What is segmentation and paging in Computer Science?

user1535147 picture user1535147 · May 10, 2014 · Viewed 11k times · Source

I Googled for a long time but I still don't understand how it works as most of the explanation are very technical and there are no illustrations to make it clearer. My primary confusion is that what is its'difference with virtual memory?

I hope this question will have a very good explanation here so that other people who ask the same question can find it here when they Google it.

Answer

aufziehvogel picture aufziehvogel · May 10, 2014

I have to admit, those two concepts can seem quite complicated and similar at the beginning. Sometimes they are also taught confusingly. A good reference in my opinion can be found on osdev.org: Segmentation Paging

For sake of completion, I'll try to explain it here too, but I cannot guarantee correctness, as I have not developed OS for some months.

Segmentation in old 16bit days

Segmentation is the older of both concepts and it is in my opinion the more confusing. Segmentation works on - as the name says - segments. A segment is a continuous block of memory of a specific size. To access memory within each segment we need an offset. This makes a total of two address components, which are in fact stored in two registers. One idea of segmentation was to enlarge memory having only 16-bit registers. The other was some sort of protection, but not as elaborate as that one of paging.

Because we use two registers to access memory now, we can split memory into chunks - as said above, the so called segments. Consider a memory of 1MB (2^20). This can be split into 65536 (2^16, because 16 bits registers) segments of each 16 bytes. Of course, we also have 16 bits registers for the offset. Addressing 16 bytes with 16 bits is quite useless, so it was decided that segments can overlap (which I think also had performance and programming reasons back then).
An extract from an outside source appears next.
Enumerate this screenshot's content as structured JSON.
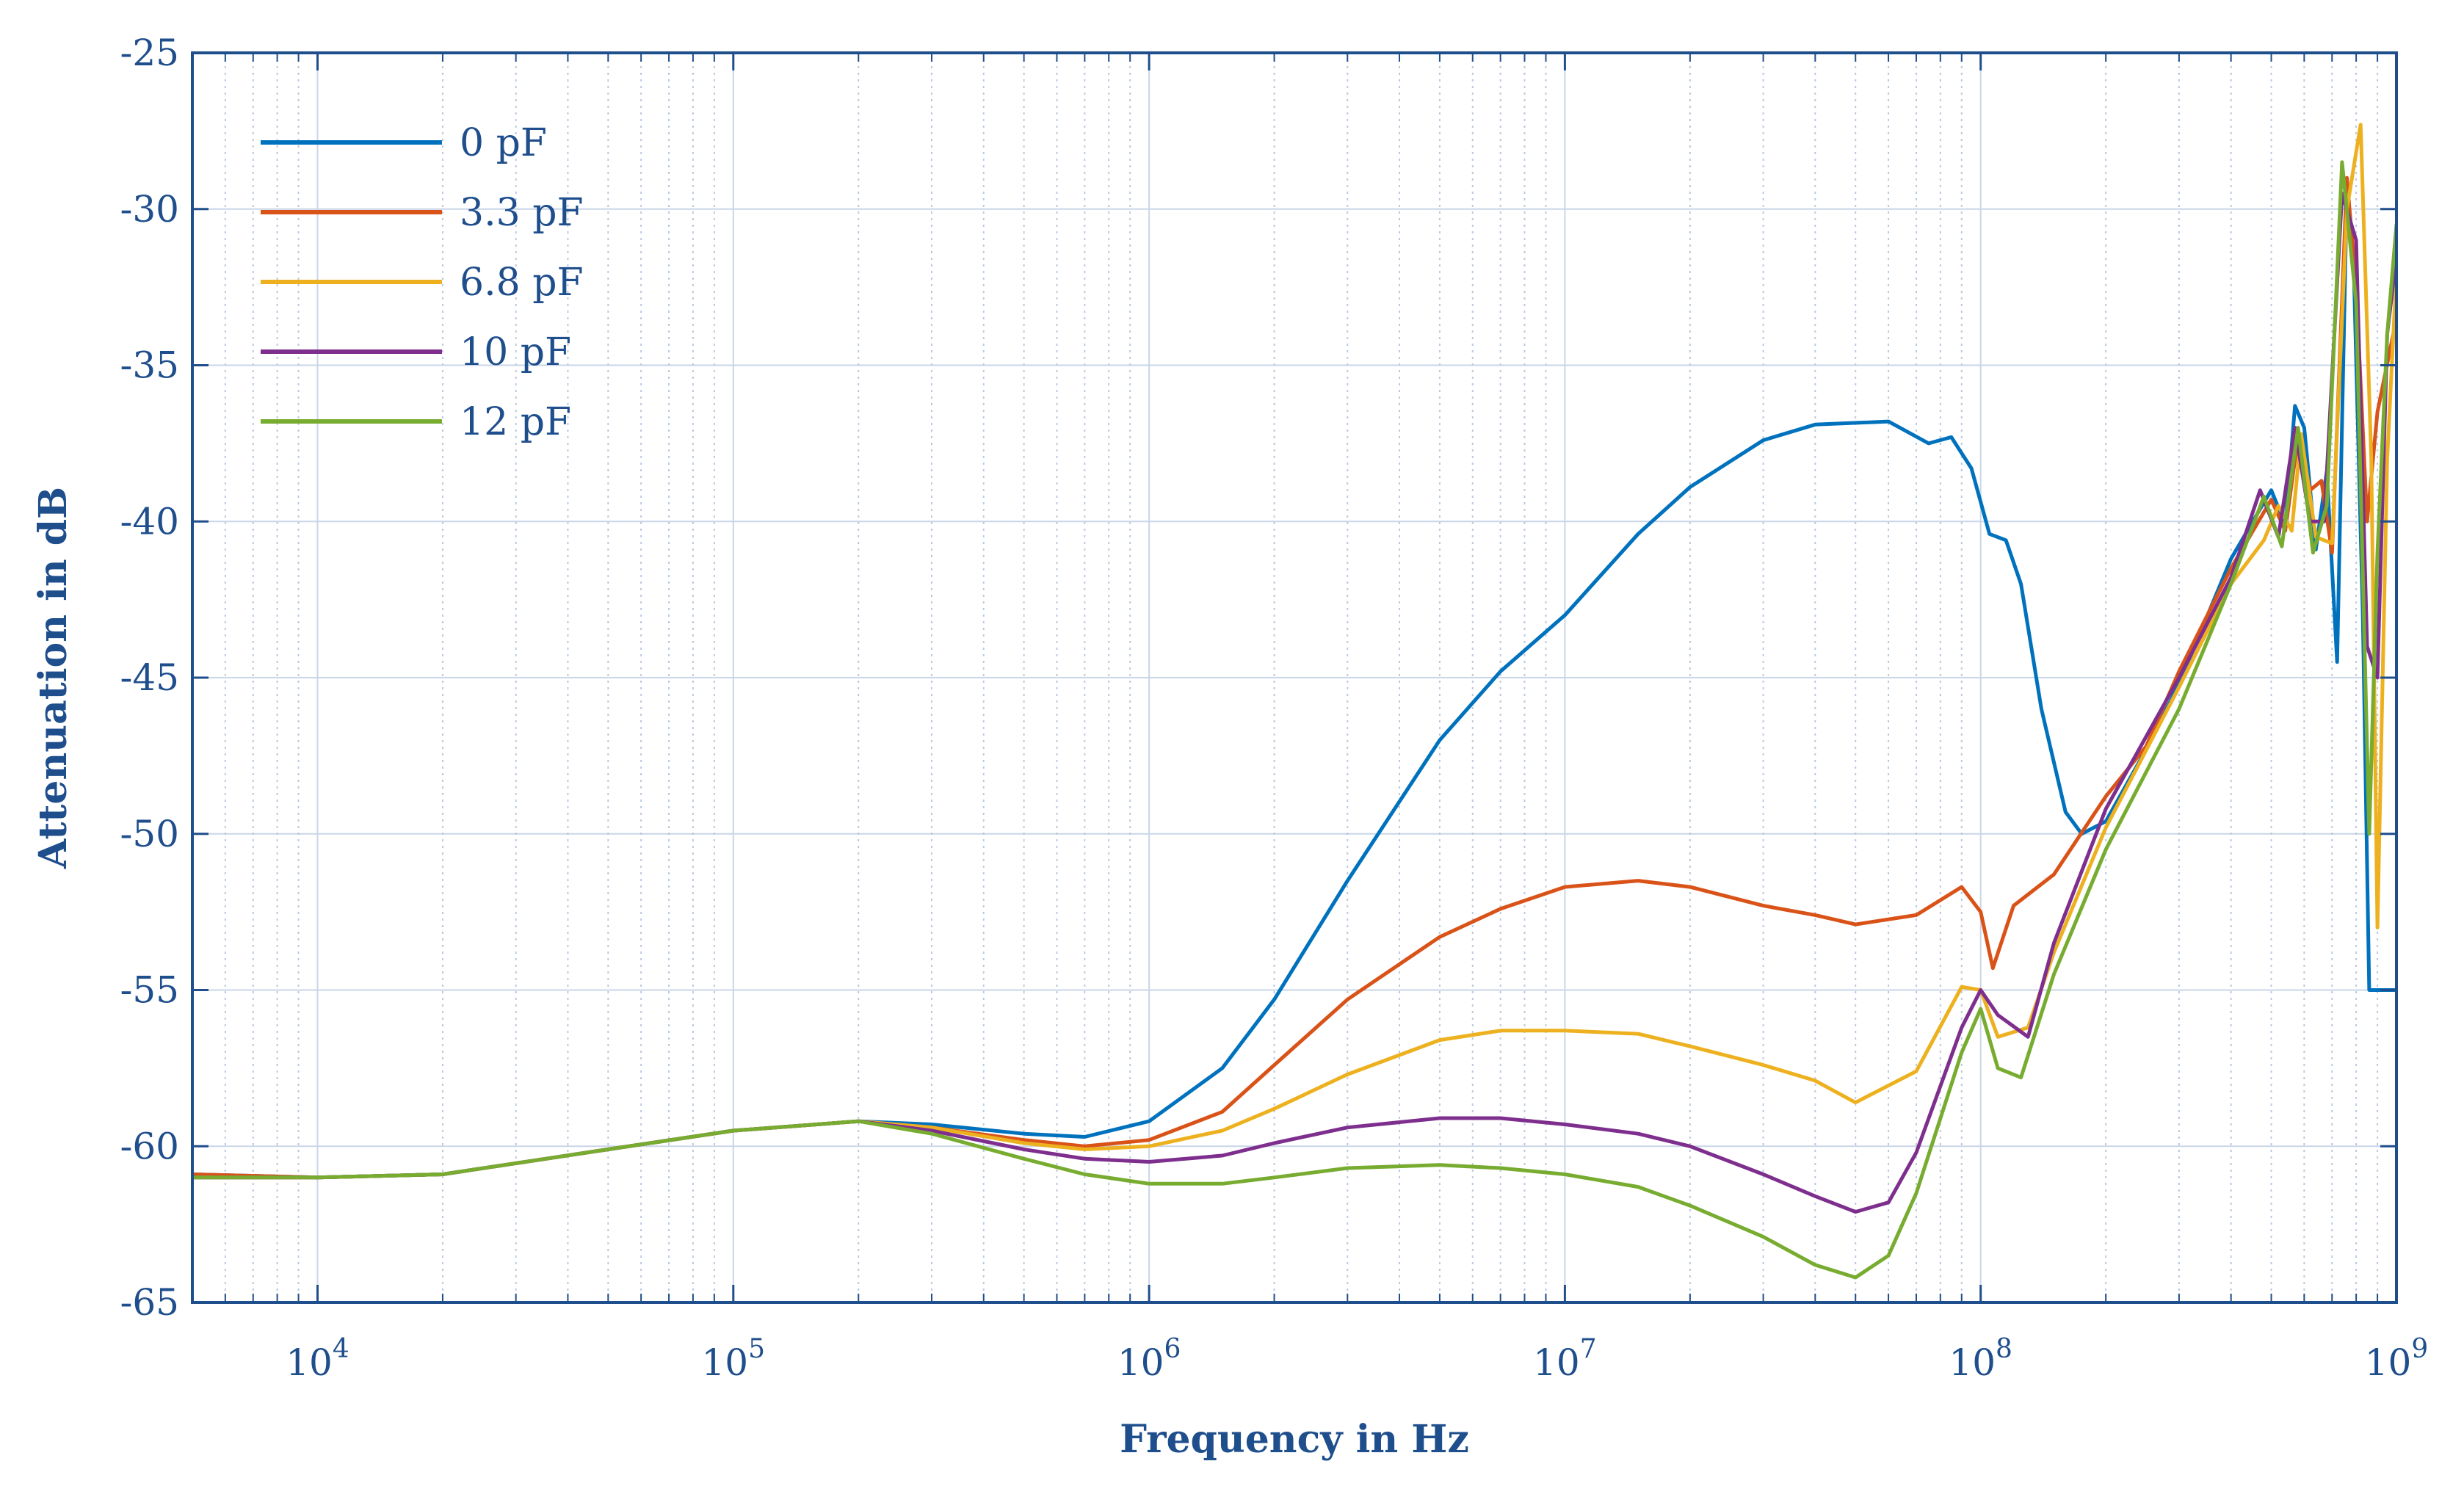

The following formula is used to access 1MB of memory with segmentation:

Physical address = (A * 0x10) + B

This means the segment will be 16 times the offset. This also means that the address 0x0100 can be accessed in many ways, e.g. by A=0x010 and B=0x0, but also by A=0x0 and B=0x0100.

This was segmentation in the old 16bit days.

If you look at assembler programs or try something yourself, you'll see they even have so called registers in assembler: CS and DS (code segment and data segment).

Segmentation in 32bit days

Later a so called Global Descriptor Table (GDT) was introduced. This is a global table (at a specific position in your RAM) in which segment numbers and memory addresses and several other options for each segment are given. This brings us nearer to the concept of paging, but it's still not the same.

So now the programmer himself can decide where segments should start. A new concept also was that in the GDT one could decide how long a segment should be. So not each segment had to be 64kB long (2^16, because of 16 bit registers), but the limit could be defined by the programmer. You could have overlapping segments or also purely separated segments.

When accessing A:B now (still two registers used for accessing memory), A will be the entry in the GDT. So we'll look up the A'th entry in the GDT and see at which memory location the segment starts and how large it is. We then check if B (offset) is within the allowed memory area.

Paging

Now paging is not so different from the newer segmentation approach, but at paging each page has a fixed size. So the limit is no longer programmable, each page has (currently) 4kb. Furthermore, unlike at segmentation, the logical address space can be continuous without the physical addresses being continuous.

Paging also uses tables to look up stuff and you still split the logical address into parts. The first part is the number of the entry in the page table, the second part is the offset. However, now the offset has a fixed length of 12 bits to access 4kb. You can also have more than two parts, then multiple page tables will be used. Two level page tables are quite common, for 64bit systems I think even three level page tables are common.

Ending

I hope I was able to explain it at least a bit, but I think my exaplanation was also confusing. Best thing is to dive into kernel programming and try to implement the most basic stuff when booting an OS. Then you'll find out everything, because due to backwards compability everything is still on our modern PCs.